Question about Killing vectors in the Kerr Metric

[edwiddy]

Hi, I'm a physics undergrad working through Carroll at the moment. In the section on the Kerr black hole, he states that K= \partial_t is a Killing vector because the coefficients of the metric are independent of t. He then states in eq. 6.83 that K^\mu is normalized by:

K^\mu K_\mu = - \frac{1}{\rho^2} (\Delta - a^2 \sin^2{\theta})

where \Delta = r^2 - 2GMr + a^2 and \rho^2 = r^2 + a^2 \cos^2{\theta}.

Now I can't seem to for the life of me duplicate this from the metric. We take K^\mu = (\partial_t)^\mu = \delta ^\mu_t right? Then:

K^\mu K_\mu = g^{\mu\nu}K_\nu K_\mu

which is only non zero for \mu=\nu=t...but that doesn't match up.
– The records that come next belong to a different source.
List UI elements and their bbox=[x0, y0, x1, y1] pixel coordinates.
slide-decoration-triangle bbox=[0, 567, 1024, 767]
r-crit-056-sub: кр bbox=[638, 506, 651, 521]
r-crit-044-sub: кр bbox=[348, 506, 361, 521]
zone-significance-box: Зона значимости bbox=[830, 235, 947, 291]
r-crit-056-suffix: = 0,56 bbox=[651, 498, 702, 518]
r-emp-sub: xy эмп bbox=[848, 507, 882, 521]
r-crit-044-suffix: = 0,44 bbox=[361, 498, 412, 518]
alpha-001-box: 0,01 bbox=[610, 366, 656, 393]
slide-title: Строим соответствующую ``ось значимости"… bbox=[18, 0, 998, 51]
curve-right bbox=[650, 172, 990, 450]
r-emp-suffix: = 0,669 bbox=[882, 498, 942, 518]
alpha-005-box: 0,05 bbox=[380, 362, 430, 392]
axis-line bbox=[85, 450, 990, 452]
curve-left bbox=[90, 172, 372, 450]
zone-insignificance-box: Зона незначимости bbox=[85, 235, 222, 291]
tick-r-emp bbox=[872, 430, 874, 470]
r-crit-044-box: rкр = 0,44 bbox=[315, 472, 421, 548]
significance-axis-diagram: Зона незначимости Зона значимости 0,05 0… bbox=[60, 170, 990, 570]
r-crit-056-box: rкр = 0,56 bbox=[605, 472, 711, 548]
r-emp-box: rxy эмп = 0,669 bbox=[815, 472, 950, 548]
The crossterms in the metric need to come into play, but it seems that if anyone of the indices is \phi then it goes to zero...

Thanks.

 

[Ayfel]

It would be interesting if someone could clarify this

 

[Ayfel]

Nada you esta xD

P.D: Sorry I already got it :P

 

[Ayfel]

Now I am struggling with the following K^\mu = (\partial_t)^\mu = \delta ^\mu_t . Could anyone explain how to get the last equality.

i'm reading this from GRAVITATION(Thorne, Wheeler...) and I am quite confused as to how this is true, it is probably a silly thing but I am very new to this notation

Thank you.

 

[Ben Niehoff]

Now I am struggling with the following K^\mu = (\partial_t)^\mu = \delta ^\mu_t . Could anyone explain how to get the last equality.

This is a coordinate dependent statement. It assumes that 't' is one of your coordinates; in particular, that the manifold has a translational symmetry along the 't' direction. In other words, take a manifold with a translational symmetry, and call the axis along that symmetry 't'.

Second, I agree the notation is a bit confusing. I would simply write

K = \partial_t

If your coordinates are (t, x^1, x^2, x^3), then you could write K = (1,0,0,0). Or in other words,

K^\mu = \delta_0^\mu

The notation in your OP is simply using the label 't' instead of '0'.

 

[Ayfel]

The confusing part for me is to go from K = \partial_t to K = (1,0,0,0)

The first expression I suppose is independent of your reference system, but then I do not know how by setting them to t,r,etc you make the transition from the first to the second expression. I am thinking of K = \partial_t as the partial derivative and I do not see how this becomes K = (1,0,0,0)

 

[Ben Niehoff]

Hmm, maybe it will be more clear if we write it out completely:

K = K^\mu \partial_\mu = K^t \partial_t + K^r \partial_r + K^\theta \partial_\theta + K^\phi \partial_\phi

Now since we know K = \partial_t and the basis vectors \partial_t, \; \partial_r, \; \partial_\theta, \; \partial_\phi are all linearly independent, we are left with

K^t = 1, \qquad K^r = K^\theta = K^\phi = 0

Does that make sense?

 

[Ayfel]

Ok now I get it, I was just being confused with the basis vectors and the components of the killing vector. I feel silly, but thank you now I get it.